Metadata-Version: 2.1
Name: Doc-Converter
Version: 0.0.3
Summary: This module is designed to convert all types of files into usable text str to make it easier to work with python
Author: Ibrahim
Author-email: string2025@gmail.com
Description-Content-Type: text/markdown
License-File: license.txt
Requires-Dist: python-docx
Requires-Dist: python-pptx
Requires-Dist: pypdf2

# Documentation for Document Converter Code

This Python code provides a set of classes designed to extract text from various document formats: PDF, PPTX (PowerPoint), and DOCX (Word). It utilizes the `PyPDF2`, `python-pptx`, and `python-docx` libraries to accomplish this task. Below is a breakdown of each class and its methods.
To install this : 

`pip install doc-converter`
## Classes





### 1. `pdf`
The `pdf` class is responsible for extracting text from PDF files.

#### Methods
- **`__init__(self, path: str) -> None`**
  - **Parameters:**
    - `path`: The directory path where the PDF files are located.
  - **Description:** Initializes the class with the specified directory path.

- **`pdf_to_text(self) -> List[str]`**
  - **Returns:** A list of strings, each containing the text extracted from a PDF file.
  - **Description:** 
    - Changes the working directory to the specified path.
    - Scans for all PDF files in the directory.
    - Reads each PDF file and extracts text from all pages.
    - Returns a list containing the extracted text from each PDF file.

### 2. `pptx_files`
The `pptx_files` class is designed to extract text from PPTX (PowerPoint) files.

#### Methods
- **`__init__(self, path: str) -> None`**
  - **Parameters:**
    - `path`: The directory path where the PPTX files are located.
  - **Description:** Initializes the class with the specified directory path.

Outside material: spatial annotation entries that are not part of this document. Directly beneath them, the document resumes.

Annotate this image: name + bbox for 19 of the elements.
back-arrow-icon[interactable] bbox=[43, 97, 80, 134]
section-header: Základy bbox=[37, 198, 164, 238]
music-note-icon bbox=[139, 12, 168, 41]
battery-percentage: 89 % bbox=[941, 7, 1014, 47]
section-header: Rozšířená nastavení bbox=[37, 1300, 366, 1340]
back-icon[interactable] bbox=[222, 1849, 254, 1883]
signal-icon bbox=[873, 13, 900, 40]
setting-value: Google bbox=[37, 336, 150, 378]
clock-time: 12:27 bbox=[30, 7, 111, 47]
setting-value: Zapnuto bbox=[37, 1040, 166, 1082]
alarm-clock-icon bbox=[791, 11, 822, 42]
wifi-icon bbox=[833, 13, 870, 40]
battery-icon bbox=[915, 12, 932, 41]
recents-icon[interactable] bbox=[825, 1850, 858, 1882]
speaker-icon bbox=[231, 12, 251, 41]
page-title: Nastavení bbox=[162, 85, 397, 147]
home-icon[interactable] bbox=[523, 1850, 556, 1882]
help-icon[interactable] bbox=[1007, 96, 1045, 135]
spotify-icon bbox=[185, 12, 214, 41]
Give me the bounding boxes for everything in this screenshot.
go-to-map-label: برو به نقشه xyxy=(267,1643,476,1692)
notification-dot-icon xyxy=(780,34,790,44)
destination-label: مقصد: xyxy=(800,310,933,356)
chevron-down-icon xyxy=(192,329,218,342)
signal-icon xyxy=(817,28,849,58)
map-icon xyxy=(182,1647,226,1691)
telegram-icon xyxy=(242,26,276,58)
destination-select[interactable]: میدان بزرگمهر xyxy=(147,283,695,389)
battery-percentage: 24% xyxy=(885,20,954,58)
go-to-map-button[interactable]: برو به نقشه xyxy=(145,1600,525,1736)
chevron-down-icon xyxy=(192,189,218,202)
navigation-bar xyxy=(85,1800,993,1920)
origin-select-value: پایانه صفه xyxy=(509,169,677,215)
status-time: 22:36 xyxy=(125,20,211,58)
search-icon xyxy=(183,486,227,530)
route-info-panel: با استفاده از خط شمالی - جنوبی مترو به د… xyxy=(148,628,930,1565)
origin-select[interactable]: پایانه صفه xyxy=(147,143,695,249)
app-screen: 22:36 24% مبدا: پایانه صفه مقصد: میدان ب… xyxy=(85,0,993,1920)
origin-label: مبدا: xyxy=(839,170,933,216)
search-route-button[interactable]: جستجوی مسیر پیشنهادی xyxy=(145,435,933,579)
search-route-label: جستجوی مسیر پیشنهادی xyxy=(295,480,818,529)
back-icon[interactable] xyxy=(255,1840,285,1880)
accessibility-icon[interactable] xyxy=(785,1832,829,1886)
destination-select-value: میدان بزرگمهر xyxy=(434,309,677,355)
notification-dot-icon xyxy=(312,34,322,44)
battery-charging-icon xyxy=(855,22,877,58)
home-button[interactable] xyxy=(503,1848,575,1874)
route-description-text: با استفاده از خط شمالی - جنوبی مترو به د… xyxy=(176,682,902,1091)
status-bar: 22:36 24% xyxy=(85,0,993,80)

- **`pptx_to_text(self) -> List[str]`**
  - **Returns:** A list of strings, each containing the text extracted from a PPTX file.
  - **Description:**
    - Changes the working directory to the specified path.
    - Scans for all PPTX files in the directory.
    - Reads each PPTX file and extracts text from all slides and shapes.
    - Returns a list containing the extracted text from each PPTX file.

### 3. `DocxtoText`
The `DocxtoText` class is responsible for extracting text from DOCX (Word) files.

#### Methods
- **`__init__(self, path: str) -> None`**
  - **Parameters:**
    - `path`: The directory path where the DOCX files are located.
  - **Description:** Initializes the class with the specified directory path.

- **`docx_to_text(self) -> List[str]`**
  - **Returns:** A list of strings, each containing the text extracted from a DOCX file.
  - **Description:**
    - Changes the working directory to the specified path.
    - Scans for all DOCX files in the directory.
    - Reads each DOCX file and extracts text from all paragraphs.
    - Returns a list containing the extracted text from each DOCX file.

## Example Usage
To use these classes, instantiate the desired class with the appropriate path and call the corresponding text extraction method:

```python
# Example for extracting text from DOCX files
docx_converter = DocxtoText(path=r"C:\Users\Ibrahim.intern\Desktop\Converter")
docx_texts = docx_converter.docx_to_text()
print(len(docx_texts))  # Prints the number of DOCX files processed

# Example for extracting text from PDF files
pdf_converter = pdf(path=r"C:\Users\Ibrahim.intern\Desktop\Converter")
pdf_texts = pdf_converter.pdf_to_text()
print(len(pdf_texts))  # Prints the number of PDF files processed

# Example for extracting text from PPTX files
pptx_converter = pptx_files(path=r"C:\Users\Ibrahim.intern\Desktop\Converter")
pptx_texts = pptx_converter.pptx_to_text()
print(len(pptx_texts))  # Prints the number of PPTX files processed
```

## Requirements
To run this code, ensure that the following packages are installed:
- `python-docx`
- `python-pptx`
- `PyPDF2`

You can install these packages using pip:
```bash
pip install python-docx python-pptx PyPDF2
```

## Notes
- The code assumes that the specified directory contains files of the supported formats. If there are no files of a given format, an empty list will be returned for that format.
- Make sure to handle any potential exceptions that may arise when reading files, such as file access issues or file format errors.